On 19.04.19 23:21, Daniel Colascione wrote:
EPOLLIN on a pidfd could very well mean that data can be read via a read() on the pidfd *other* than the exit status. The read could e.g. give you a lean struct that indicates the type of state transition: NOTIFY_EXIT, NOTIFY_EXEC, etc.. This way we are not bound to a specific poll event indicating a specific state. Though there's a case to be made that EPOLLHUP could indicate process exit and EPOLLIN a state change + read().
And do you imagine making read() destructive? Does that read() then reset the POLLIN state? You're essentially proposing that a pidfd provide an "event stream" interface, delivering notifications packets that indicate state changes like "process exited" or "process stopped" or "process execed". While this sort of interface is powerful and has some nice properties that tools like debuggers and daemon monitors might want to use, I think it's too complicated and error prone for the overwhelmingly common case of wanting to monitor process lifetime.
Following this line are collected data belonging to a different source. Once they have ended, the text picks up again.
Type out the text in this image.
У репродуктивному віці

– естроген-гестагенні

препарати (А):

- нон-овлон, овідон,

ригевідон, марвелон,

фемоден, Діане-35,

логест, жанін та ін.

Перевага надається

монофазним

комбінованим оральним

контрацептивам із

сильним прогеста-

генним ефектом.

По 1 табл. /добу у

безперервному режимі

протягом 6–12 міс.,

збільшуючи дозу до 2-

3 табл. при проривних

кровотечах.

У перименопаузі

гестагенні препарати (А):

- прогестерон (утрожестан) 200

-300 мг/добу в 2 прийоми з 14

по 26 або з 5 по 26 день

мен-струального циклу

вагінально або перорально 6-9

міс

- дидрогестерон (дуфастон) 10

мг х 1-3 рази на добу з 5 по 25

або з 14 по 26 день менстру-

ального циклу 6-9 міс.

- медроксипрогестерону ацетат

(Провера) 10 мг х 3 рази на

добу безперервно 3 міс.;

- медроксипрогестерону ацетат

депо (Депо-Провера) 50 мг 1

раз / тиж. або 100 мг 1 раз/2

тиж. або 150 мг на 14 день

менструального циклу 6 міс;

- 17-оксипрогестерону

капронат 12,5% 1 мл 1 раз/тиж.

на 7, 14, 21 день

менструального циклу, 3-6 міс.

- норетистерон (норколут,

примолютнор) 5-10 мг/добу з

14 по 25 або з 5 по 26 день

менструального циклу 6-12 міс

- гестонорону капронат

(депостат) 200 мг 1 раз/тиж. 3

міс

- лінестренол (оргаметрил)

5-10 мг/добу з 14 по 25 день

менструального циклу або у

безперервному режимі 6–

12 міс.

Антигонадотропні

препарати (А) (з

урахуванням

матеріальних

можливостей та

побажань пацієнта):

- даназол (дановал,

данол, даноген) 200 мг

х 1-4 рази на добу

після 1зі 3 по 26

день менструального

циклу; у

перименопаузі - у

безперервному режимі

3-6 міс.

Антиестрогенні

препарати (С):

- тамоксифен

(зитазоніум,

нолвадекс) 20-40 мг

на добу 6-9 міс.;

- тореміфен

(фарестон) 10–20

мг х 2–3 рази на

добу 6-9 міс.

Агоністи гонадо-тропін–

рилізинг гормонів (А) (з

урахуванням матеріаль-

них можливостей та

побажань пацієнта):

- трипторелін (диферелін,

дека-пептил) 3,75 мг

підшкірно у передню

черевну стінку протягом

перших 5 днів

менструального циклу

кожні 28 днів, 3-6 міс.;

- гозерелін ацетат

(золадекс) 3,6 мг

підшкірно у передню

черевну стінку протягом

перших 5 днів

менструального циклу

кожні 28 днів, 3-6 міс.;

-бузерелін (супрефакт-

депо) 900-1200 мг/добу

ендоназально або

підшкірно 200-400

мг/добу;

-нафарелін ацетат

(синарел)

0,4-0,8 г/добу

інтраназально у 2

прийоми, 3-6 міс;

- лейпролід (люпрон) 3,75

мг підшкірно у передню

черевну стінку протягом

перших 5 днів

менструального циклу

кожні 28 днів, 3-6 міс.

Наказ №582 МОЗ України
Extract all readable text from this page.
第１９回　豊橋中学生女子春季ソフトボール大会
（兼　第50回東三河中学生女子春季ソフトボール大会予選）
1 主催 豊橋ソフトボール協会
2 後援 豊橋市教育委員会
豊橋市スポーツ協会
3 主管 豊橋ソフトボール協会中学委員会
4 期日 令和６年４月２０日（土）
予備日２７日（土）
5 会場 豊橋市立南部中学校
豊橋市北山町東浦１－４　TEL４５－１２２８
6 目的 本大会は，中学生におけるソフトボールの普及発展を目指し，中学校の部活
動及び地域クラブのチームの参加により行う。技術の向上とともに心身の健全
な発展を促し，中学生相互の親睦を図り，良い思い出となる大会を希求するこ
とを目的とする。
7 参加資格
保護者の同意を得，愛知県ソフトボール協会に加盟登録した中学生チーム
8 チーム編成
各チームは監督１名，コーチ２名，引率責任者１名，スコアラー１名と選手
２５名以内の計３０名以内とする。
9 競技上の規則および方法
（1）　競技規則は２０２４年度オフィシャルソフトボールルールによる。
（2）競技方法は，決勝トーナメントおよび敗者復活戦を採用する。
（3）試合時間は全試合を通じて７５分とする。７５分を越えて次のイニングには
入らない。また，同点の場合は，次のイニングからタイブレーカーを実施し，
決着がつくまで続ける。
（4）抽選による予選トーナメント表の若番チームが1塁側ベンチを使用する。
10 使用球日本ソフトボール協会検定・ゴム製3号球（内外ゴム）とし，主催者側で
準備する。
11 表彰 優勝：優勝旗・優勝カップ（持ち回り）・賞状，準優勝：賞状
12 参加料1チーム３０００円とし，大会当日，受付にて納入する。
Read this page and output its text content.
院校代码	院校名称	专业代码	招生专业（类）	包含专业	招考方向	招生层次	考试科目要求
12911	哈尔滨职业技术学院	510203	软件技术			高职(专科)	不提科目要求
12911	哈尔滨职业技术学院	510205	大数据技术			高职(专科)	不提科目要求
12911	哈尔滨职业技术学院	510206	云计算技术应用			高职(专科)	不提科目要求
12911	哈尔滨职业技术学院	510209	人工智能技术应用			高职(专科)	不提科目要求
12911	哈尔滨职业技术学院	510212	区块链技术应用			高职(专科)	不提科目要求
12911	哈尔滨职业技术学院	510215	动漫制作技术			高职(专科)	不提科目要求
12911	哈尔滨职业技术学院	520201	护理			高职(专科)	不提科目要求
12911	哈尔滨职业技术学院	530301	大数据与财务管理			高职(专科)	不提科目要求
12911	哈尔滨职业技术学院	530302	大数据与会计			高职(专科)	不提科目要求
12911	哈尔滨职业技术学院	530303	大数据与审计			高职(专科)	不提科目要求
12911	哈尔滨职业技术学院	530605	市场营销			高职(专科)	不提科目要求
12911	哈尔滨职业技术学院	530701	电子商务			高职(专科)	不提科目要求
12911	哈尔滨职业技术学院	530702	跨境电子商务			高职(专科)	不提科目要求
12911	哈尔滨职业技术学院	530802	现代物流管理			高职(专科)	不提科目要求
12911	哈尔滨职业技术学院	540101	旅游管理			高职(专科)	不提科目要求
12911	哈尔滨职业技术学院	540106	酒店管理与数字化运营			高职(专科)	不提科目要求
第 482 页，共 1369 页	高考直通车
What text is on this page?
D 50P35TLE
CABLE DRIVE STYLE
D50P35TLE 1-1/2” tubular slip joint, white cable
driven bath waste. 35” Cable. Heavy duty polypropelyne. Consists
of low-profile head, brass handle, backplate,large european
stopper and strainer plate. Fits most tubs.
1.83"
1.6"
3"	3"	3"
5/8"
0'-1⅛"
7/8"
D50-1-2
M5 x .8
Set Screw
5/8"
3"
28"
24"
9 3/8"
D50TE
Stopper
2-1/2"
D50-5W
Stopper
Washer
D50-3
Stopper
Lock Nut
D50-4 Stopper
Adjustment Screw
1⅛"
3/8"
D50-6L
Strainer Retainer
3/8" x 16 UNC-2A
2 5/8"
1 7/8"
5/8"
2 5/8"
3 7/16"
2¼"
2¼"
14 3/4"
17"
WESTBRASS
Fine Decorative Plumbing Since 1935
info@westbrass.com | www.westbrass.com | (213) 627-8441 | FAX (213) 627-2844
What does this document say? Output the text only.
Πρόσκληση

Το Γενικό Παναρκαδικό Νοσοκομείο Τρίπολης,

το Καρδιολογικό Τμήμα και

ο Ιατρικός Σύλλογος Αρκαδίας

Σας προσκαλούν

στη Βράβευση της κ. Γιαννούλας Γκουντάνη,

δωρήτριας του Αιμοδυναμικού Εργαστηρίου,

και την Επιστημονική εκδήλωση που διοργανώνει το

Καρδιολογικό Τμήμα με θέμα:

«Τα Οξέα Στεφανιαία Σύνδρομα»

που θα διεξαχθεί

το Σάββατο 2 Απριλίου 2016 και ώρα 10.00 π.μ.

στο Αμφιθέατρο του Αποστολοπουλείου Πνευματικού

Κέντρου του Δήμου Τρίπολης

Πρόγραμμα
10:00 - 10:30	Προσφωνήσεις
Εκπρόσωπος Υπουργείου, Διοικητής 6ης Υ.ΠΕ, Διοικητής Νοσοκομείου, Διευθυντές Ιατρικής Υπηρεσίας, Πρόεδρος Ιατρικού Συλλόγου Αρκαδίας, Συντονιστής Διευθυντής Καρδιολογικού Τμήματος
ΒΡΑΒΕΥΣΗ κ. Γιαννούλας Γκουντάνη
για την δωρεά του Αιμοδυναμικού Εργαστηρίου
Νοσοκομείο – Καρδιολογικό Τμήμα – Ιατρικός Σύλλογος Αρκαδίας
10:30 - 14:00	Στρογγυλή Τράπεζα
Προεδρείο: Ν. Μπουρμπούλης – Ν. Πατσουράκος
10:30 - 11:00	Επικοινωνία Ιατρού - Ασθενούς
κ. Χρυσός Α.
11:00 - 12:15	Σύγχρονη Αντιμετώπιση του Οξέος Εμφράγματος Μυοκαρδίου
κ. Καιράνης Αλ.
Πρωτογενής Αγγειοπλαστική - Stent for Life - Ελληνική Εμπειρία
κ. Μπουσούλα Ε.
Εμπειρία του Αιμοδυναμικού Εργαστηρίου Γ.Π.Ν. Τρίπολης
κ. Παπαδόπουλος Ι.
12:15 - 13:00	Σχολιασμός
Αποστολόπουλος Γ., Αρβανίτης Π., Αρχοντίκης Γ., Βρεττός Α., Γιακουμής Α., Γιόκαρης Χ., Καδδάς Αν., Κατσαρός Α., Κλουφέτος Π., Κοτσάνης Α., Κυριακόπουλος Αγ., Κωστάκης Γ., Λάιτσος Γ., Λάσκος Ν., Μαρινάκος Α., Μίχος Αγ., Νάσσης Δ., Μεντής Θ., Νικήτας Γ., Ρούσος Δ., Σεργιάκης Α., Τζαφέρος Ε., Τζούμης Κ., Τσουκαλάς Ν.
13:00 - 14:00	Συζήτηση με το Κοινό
I don't think it's so complicated. read() + comparing a few bits (eg. strncmp(), if the packets are strings) really isn't a big deal.
Actually, I proposed quite the same (before I read this mail).
I like Linus' idea of just making waitid(2) (not waitpid(2), as I mistakenly mentioned earlier) on a pidfd act *exactly* like a waitid(2) on the corresponding process and making POLLIN just mean "waitid will succeed". It's a nice simple model that's easy to reason about and that makes it easy to port existing code to pidfds.
Okay, that's probably a good starting point. We could add more sophisticated monitoring later.